Can I use Clorox® Regular Bleach2 on a slipcover that’s not solid white? I don’t mind if the bleach lightens the fabric, it’s just so soiled that I want it brighter.
If the slipcover is cotton or cotton/polyester, then you can wash it with Clorox® Regular Bleach2. Here are some other considerations for how you can proceed.
1. Wash in hot water using a good detergent and ¾ cup Clorox® Regular Bleach2.
2. If the slipcover is very dirty, start by soaking the entire slipcover (and any cushion covers) fully submerged in a bleach solution of ¼ cup Clorox® Regular Bleach2 per gallon of water for 5 minutes. Drain the soaking solution and then wash as described above.
3. Avoid shrinkage—keep it out of the dryer. Instead, put it back on the couch before it dries. This is especially important for cushion covers, which need to be stretched over the cushions while still damp or they won’t fit back on again.
4. If the slipcover is made of nylon or rayon, I would still expect it to be bleachable, but I would confirm this first with a bleachability test: add 2 teaspoons bleach to ¼ cup water and apply a drop of this solution to a less-visible part of the slipcover. Wait 1 minute and then blot dry—any color change will give you an idea what to expect if you bleach it. In fact you may even want to do this if the slip cover is made of cotton, and you may also want to check any topstitching thread to see if that will shift color when bleached.

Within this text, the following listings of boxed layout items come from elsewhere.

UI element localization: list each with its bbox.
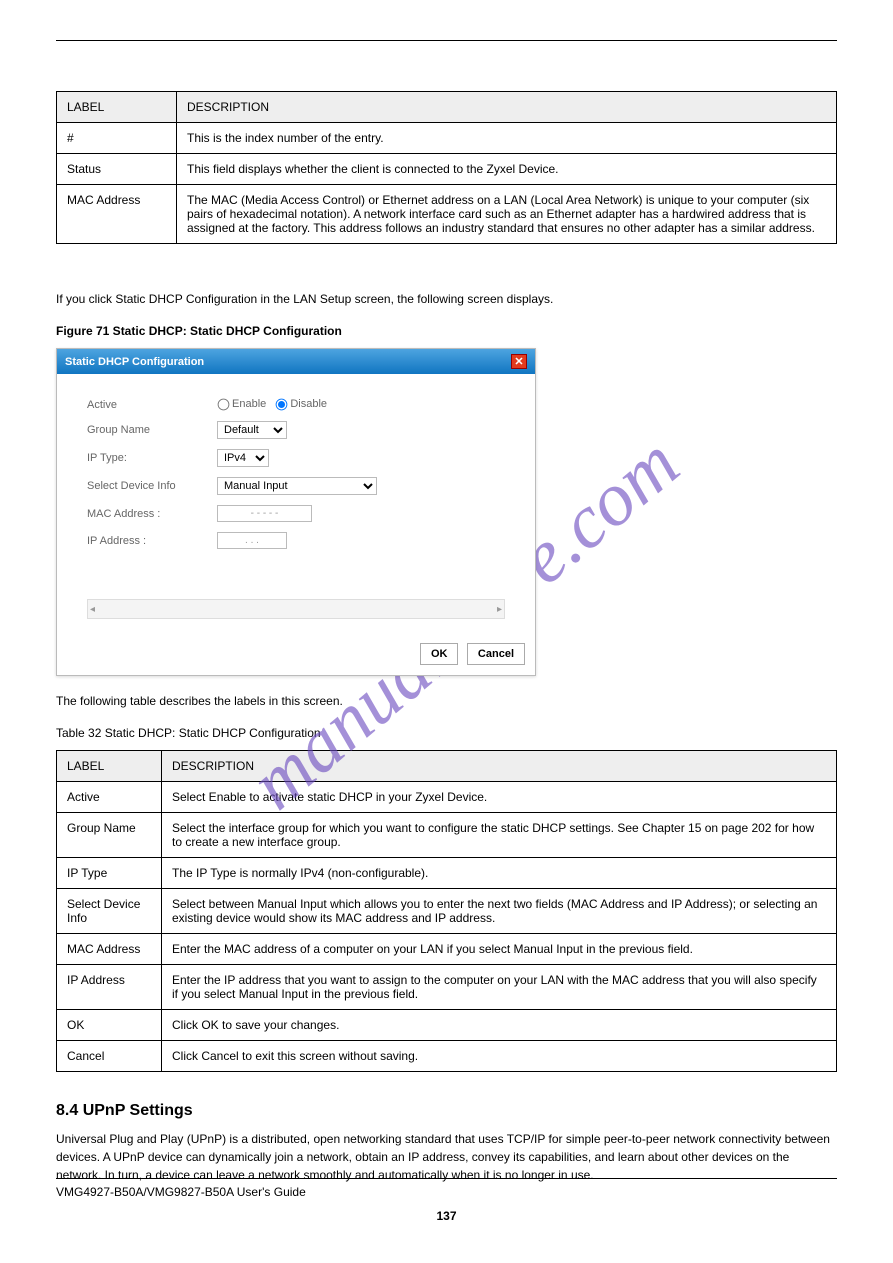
cell-desc: Select between Manual Input which allows… bbox=[162, 889, 837, 934]
table-row: ActiveSelect Enable to activate static D… bbox=[57, 782, 837, 813]
table-row: OKClick OK to save your changes. bbox=[57, 1010, 837, 1041]
table-row: MAC AddressEnter the MAC address of a co… bbox=[57, 934, 837, 965]
footer-page-number: 137 bbox=[436, 1209, 456, 1223]
table-row: IP TypeThe IP Type is normally IPv4 (non… bbox=[57, 858, 837, 889]
cell-label: IP Type bbox=[57, 858, 162, 889]
ok-button[interactable]: OK bbox=[420, 643, 459, 665]
dialog-titlebar: Static DHCP Configuration ✕ bbox=[57, 349, 535, 374]
cell-desc: Click OK to save your changes. bbox=[162, 1010, 837, 1041]
cell-label: Group Name bbox=[57, 813, 162, 858]
device-info-select[interactable]: Manual Input bbox=[217, 477, 377, 495]
static-dhcp-dialog: Static DHCP Configuration ✕ Active Enabl… bbox=[56, 348, 536, 676]
cell-label: Select Device Info bbox=[57, 889, 162, 934]
scroll-right-icon[interactable]: ▸ bbox=[497, 604, 502, 615]
cell-label: OK bbox=[57, 1010, 162, 1041]
enable-radio-label[interactable]: Enable bbox=[217, 398, 266, 410]
group-name-select[interactable]: Default bbox=[217, 421, 287, 439]
cancel-button[interactable]: Cancel bbox=[467, 643, 525, 665]
cell-label: MAC Address bbox=[57, 934, 162, 965]
cell-label: Active bbox=[57, 782, 162, 813]
ip-type-label: IP Type: bbox=[87, 452, 217, 464]
table1-header-description: DESCRIPTION bbox=[177, 92, 837, 123]
cell-desc: The MAC (Media Access Control) or Ethern… bbox=[177, 185, 837, 244]
cell-desc: Select Enable to activate static DHCP in… bbox=[162, 782, 837, 813]
cell-desc: Select the interface group for which you… bbox=[162, 813, 837, 858]
table2-header-label: LABEL bbox=[57, 751, 162, 782]
disable-radio[interactable] bbox=[276, 399, 288, 411]
cell-desc: Enter the IP address that you want to as… bbox=[162, 965, 837, 1010]
ip-address-input[interactable]: . . . bbox=[217, 532, 287, 549]
table2-intro: The following table describes the labels… bbox=[56, 694, 837, 708]
active-label: Active bbox=[87, 399, 217, 411]
ip-address-label: IP Address : bbox=[87, 535, 217, 547]
cell-desc: This is the index number of the entry. bbox=[177, 123, 837, 154]
disable-radio-label[interactable]: Disable bbox=[275, 398, 327, 410]
scroll-left-icon[interactable]: ◂ bbox=[90, 604, 95, 615]
cell-label: MAC Address bbox=[57, 185, 177, 244]
mac-address-input[interactable]: - - - - - bbox=[217, 505, 312, 522]
device-info-label: Select Device Info bbox=[87, 480, 217, 492]
cell-label: # bbox=[57, 123, 177, 154]
cell-desc: Click Cancel to exit this screen without… bbox=[162, 1041, 837, 1072]
top-rule bbox=[56, 40, 837, 41]
figure-intro-text: If you click Static DHCP Configuration i… bbox=[56, 292, 837, 306]
table-row: Status This field displays whether the c… bbox=[57, 154, 837, 185]
cell-desc: This field displays whether the client i… bbox=[177, 154, 837, 185]
group-name-label: Group Name bbox=[87, 424, 217, 436]
table-row: IP AddressEnter the IP address that you … bbox=[57, 965, 837, 1010]
table-static-dhcp-config: LABEL DESCRIPTION ActiveSelect Enable to… bbox=[56, 750, 837, 1072]
footer-left: VMG4927-B50A/VMG9827-B50A User's Guide bbox=[56, 1185, 306, 1199]
disable-text: Disable bbox=[290, 398, 327, 410]
table-row: # This is the index number of the entry. bbox=[57, 123, 837, 154]
section-heading: 8.4 UPnP Settings bbox=[56, 1102, 837, 1120]
cell-label: Cancel bbox=[57, 1041, 162, 1072]
enable-text: Enable bbox=[232, 398, 266, 410]
enable-radio[interactable] bbox=[218, 399, 230, 411]
dialog-title-text: Static DHCP Configuration bbox=[65, 356, 204, 368]
mac-address-label: MAC Address : bbox=[87, 508, 217, 520]
table-row: MAC Address The MAC (Media Access Contro… bbox=[57, 185, 837, 244]
ip-type-select[interactable]: IPv4 bbox=[217, 449, 269, 467]
table2-caption: Table 32 Static DHCP: Static DHCP Config… bbox=[56, 726, 837, 740]
table-row: CancelClick Cancel to exit this screen w… bbox=[57, 1041, 837, 1072]
close-icon[interactable]: ✕ bbox=[511, 354, 527, 369]
page-footer: VMG4927-B50A/VMG9827-B50A User's Guide 1… bbox=[56, 1178, 837, 1223]
table-mac-address: LABEL DESCRIPTION # This is the index nu… bbox=[56, 91, 837, 244]
cell-desc: The IP Type is normally IPv4 (non-config… bbox=[162, 858, 837, 889]
cell-desc: Enter the MAC address of a computer on y… bbox=[162, 934, 837, 965]
table-row: Select Device InfoSelect between Manual … bbox=[57, 889, 837, 934]
dialog-scrollbar[interactable]: ◂ ▸ bbox=[87, 599, 505, 619]
cell-label: IP Address bbox=[57, 965, 162, 1010]
cell-label: Status bbox=[57, 154, 177, 185]
table2-header-description: DESCRIPTION bbox=[162, 751, 837, 782]
table1-header-label: LABEL bbox=[57, 92, 177, 123]
table-row: Group NameSelect the interface group for… bbox=[57, 813, 837, 858]
section-body: Universal Plug and Play (UPnP) is a dist… bbox=[56, 1130, 837, 1184]
figure-label: Figure 71 Static DHCP: Static DHCP Confi… bbox=[56, 324, 837, 338]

5. If you decide you don’t want to use bleach on the slipcover, then I would try an overnight pre-soak using Powdered Clorox2® Stain Remover and Color Booster. Use 1 scoop per 2 gallons of very hot water—make sure the powder has completely dissolved and then add the slip cover to the soaking solution. Make sure it is fully submerged (weight it down if you need to) and let it sit overnight or up to 8 hours. Drain the soaking solution and then wash in hot water using detergent and more Clorox2®. Air dry as described above.